Ask HN: Most useful travel accessories - latch

Curious what useful accessories people recommend for traveling?
======
philiphodgen
1\. Noise-canceling headphones. I have the Bose QC-15. I'm on my second pair
and not sure I would recommend them. The foam pieces that fit over the ear
deteriorate, flake, and fall apart. But the silence is golden.

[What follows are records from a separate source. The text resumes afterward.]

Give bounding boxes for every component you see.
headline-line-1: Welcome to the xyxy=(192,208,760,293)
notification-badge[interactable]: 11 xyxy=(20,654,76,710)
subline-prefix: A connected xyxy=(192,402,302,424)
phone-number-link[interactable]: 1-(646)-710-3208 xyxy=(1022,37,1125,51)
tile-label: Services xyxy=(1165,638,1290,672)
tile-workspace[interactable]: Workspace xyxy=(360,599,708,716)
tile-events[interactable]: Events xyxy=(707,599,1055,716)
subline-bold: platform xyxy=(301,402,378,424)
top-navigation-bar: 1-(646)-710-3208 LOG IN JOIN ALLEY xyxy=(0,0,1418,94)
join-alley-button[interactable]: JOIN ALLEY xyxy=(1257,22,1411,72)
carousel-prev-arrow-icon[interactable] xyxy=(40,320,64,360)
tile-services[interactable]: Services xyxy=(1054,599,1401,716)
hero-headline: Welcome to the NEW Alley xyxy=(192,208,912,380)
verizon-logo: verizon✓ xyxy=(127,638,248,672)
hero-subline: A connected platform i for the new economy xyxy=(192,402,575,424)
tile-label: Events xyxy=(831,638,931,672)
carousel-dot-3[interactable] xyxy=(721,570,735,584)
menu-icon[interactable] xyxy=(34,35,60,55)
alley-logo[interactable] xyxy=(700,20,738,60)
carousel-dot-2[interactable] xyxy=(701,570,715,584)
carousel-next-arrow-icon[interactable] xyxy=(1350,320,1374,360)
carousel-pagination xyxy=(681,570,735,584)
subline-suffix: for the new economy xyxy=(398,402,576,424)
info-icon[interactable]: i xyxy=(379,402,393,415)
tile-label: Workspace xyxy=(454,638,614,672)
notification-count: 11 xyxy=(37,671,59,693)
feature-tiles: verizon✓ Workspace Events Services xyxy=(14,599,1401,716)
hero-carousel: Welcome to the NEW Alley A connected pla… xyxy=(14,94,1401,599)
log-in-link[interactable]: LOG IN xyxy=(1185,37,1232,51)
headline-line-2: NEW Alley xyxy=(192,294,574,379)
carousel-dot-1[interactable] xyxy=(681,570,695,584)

2\. T-Mobile as your mobile carrier. Now I just get on a plane and go. No fear
of massive data charges from ATT. It's slow data but fine for email. My US
mobile works just fine overseas so I get calls on it without fear. Prices are
better than ATT.

3\. An unlocked iPhone (or whatever you use) exactly like your day to day
phone. Same model. Same stuff on it. Same configuration on the screen.
(Eliminates brain damage to you this way.) This is to buy a local SIM for high
speed data and a local number to communicate with the locals. Use this to
tether to your laptop.

4\. Learn to live out of a backpack. I can make 10 day trips using my big
Goruck. I make shorter trips using another Goruck backpack smaller than what
my kids use for school. You will move effortlessly and fast.

Generally, my philosophy is a max of three things in my pockets (phone,
passport, wallet) and a backpack for everything else. Travel removes IQ
points. Keep it simple. Buy stuff when you're there and leave it behind.

I downsized to a MBA 11 -- from a MBA 13. Profoundly better. Got rid of the
iPad -- that is a piece of useless frippery for me and no match for the MBA
11.